Scientific
Breakthrough Gone Awry:
Map
Of Human
Genome Lost!

"We
found this diagram this morning and thought
we'd recovered it. But it turned out to be a blueprint
for the new roller coaster over at Six Flags."
Not
long after scientists at The Human Genome Project
announced the world's first comprehensive mapping
of the complete human gene, they were forced to
hold yet another, more somber, press conference.
"Well,
uh... we lost it again," admitted Dr. Herbert Mulch,
lead researcher on the project. "Our computers spent
five years logging data, chemical formulas and DNA
patterns. Then we downloaded it all onto two hard
drives... and now... well... we can't find them."
"This
morning, we thought we'd found it," reported the
researcher. "But it turned out to be a diagram of
the new roller coaster over at Six Flags."
Needless
to say, many were disturbed at the news. "How scientists
could lose valuable information like this is beyond
me," complained ex-congressman Bob Dornan. "If this
were to fall into the wrong hands, who knows where
the human race could end up? What if monkeys got
hold of it? They could catch up with us!"
Several
religious leaders rejoiced at the news. "Some things
just aren't meant to be known by man," said Reverend
Jerry Falwell. "I personally don't think there ever
was such thing as a human genome. If you want to
find the blueprint for man, you better start talking
to the architect upstairs."
Radio
talk show host, Dr.

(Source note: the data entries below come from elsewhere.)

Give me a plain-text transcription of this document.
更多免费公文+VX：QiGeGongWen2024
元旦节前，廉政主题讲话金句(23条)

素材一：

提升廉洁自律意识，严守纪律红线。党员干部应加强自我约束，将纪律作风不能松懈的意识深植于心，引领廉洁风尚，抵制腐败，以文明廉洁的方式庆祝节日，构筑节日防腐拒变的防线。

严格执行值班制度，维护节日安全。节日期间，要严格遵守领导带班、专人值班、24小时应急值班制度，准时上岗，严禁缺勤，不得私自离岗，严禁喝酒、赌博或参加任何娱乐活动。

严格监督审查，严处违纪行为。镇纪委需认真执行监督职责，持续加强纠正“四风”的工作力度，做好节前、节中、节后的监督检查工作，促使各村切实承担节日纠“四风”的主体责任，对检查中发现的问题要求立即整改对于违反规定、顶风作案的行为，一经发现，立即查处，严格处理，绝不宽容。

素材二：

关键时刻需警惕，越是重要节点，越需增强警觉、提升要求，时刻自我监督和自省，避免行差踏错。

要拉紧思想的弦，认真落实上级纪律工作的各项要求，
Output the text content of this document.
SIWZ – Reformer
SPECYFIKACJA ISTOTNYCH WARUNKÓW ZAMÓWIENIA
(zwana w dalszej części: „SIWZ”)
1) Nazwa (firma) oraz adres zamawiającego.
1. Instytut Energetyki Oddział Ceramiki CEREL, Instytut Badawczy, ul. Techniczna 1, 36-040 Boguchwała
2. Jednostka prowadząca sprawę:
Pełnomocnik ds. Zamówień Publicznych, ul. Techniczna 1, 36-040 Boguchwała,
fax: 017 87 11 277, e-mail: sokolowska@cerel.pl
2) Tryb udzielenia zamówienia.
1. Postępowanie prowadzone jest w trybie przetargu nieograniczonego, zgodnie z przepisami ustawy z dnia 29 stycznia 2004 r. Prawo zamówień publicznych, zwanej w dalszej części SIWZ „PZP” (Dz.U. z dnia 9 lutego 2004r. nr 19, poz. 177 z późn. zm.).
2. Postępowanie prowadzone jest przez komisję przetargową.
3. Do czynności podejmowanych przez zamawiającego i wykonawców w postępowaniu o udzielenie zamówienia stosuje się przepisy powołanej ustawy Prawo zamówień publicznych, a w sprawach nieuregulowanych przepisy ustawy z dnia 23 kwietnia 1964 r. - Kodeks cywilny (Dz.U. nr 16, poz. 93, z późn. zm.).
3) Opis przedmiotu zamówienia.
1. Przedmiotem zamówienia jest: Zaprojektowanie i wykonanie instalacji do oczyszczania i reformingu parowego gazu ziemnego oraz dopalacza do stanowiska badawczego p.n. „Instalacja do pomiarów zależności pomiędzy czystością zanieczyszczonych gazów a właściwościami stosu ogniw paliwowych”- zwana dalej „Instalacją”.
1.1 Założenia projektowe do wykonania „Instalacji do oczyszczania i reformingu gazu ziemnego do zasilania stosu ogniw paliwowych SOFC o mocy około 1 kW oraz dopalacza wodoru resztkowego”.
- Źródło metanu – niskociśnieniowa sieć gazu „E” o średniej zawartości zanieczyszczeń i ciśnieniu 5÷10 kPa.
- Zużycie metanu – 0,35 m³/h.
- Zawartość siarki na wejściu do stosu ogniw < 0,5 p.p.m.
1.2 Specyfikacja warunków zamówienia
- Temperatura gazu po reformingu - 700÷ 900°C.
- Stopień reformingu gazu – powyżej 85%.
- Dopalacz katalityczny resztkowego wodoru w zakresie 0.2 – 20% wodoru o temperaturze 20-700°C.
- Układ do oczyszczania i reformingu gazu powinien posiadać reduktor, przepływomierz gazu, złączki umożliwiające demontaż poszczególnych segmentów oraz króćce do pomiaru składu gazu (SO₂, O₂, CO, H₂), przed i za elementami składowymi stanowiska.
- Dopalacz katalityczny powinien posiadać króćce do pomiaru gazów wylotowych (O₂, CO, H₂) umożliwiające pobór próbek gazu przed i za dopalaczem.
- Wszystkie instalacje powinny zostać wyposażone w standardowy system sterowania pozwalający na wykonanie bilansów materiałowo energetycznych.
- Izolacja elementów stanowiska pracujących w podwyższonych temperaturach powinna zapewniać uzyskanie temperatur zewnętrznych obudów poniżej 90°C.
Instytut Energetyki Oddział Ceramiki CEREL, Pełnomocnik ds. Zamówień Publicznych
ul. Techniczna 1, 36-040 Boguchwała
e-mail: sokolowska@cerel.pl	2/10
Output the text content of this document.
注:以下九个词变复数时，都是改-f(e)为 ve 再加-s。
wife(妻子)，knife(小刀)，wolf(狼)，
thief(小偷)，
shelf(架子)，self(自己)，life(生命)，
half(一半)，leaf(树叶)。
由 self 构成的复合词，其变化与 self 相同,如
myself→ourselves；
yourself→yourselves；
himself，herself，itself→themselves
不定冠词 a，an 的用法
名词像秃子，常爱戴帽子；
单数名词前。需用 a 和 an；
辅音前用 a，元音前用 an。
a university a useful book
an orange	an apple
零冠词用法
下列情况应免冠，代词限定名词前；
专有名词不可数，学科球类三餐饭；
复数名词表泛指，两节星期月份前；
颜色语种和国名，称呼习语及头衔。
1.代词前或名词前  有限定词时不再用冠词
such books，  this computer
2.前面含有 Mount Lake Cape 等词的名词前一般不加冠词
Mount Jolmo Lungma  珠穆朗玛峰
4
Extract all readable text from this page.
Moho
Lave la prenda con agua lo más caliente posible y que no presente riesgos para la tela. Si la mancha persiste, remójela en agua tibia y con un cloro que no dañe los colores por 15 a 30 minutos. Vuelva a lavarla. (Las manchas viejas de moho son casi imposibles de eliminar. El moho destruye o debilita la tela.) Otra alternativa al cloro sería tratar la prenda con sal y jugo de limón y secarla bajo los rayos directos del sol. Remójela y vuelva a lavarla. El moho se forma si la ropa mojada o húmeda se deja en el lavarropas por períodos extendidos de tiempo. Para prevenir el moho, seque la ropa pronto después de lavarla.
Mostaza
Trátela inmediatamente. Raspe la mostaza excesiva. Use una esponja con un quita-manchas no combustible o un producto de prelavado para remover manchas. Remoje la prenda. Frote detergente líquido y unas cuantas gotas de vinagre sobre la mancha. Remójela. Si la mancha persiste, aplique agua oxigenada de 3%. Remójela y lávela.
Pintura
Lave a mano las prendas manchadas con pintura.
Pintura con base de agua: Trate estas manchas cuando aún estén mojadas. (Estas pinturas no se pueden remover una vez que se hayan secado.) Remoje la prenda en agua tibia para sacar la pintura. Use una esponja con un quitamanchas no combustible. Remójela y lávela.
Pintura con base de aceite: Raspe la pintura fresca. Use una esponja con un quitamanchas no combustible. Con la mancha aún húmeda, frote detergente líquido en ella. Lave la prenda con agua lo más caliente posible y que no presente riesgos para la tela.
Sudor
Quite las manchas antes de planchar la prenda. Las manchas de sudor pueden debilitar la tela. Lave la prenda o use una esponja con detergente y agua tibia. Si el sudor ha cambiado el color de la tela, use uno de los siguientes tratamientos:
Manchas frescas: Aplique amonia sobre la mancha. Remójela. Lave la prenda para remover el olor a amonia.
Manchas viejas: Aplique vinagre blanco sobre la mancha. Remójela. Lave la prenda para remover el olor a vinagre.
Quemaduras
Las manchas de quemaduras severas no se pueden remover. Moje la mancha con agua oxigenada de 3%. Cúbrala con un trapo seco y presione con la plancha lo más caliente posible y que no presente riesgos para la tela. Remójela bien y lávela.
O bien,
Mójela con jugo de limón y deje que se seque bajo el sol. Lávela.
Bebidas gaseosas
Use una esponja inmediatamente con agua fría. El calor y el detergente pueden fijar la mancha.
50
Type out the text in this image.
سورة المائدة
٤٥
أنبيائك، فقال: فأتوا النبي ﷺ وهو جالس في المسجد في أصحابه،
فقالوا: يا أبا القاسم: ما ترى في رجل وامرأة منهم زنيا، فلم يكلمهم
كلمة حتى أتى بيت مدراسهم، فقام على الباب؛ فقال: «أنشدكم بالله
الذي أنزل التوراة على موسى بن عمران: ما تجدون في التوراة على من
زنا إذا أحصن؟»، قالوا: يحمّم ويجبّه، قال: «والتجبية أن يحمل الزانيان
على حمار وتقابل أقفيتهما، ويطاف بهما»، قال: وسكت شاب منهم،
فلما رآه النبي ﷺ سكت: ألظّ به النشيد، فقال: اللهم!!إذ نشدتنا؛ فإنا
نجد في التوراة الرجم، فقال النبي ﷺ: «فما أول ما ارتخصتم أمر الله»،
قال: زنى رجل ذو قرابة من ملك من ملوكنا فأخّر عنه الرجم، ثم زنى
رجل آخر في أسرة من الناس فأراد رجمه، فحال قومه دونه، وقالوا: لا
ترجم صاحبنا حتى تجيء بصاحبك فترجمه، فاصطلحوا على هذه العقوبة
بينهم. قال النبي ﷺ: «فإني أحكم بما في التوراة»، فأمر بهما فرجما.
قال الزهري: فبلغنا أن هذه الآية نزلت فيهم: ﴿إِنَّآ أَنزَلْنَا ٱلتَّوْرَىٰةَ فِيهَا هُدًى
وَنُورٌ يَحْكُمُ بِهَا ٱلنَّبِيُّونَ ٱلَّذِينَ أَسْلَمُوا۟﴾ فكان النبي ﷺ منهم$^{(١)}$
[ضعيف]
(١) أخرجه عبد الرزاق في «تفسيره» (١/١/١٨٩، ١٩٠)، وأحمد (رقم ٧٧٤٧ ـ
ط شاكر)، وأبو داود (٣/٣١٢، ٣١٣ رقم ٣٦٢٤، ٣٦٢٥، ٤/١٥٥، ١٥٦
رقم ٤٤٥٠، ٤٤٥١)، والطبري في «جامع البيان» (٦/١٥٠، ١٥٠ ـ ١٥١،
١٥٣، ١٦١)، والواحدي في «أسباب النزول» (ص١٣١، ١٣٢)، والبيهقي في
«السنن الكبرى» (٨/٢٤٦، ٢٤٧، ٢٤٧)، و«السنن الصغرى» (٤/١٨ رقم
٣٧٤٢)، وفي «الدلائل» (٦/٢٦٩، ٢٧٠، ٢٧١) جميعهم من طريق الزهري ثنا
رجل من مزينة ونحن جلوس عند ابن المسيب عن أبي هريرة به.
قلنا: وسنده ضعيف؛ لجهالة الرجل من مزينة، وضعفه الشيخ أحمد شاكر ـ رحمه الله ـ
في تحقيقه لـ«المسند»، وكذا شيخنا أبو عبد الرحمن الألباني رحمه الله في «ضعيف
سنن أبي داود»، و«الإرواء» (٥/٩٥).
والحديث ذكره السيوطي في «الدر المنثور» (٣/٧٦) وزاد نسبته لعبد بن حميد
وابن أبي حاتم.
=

Laura Schlessinger, regretted
the loss. "Someone might have been able to engineer
a race of people that would meet my moral standards.
And leave out all those mistakes we have now."
O.J.
Simpson was particularly upset by the announcement.
"That was the breakthrough I've been waiting five
years for. I was counting on that DNA research stuff
to find the real killer. Yeah, that's what I was
waiting for. But now I guess I'll just have to keep
waiting." The one-time Heisman Trophy winner continued
shake his head in regret as they called him to the
next tee.
Al
Gore's voice cracked a bit when he responded to
the announcement. "This is very painful for me personally,
since I invented DNA."
Harold
Rebus, head of security for the Nuclear Weapons
Research Lab at Los Alamos was sympathetic to the
scientist's plight.
"Stuff
happens. Have they checked behind the copier?"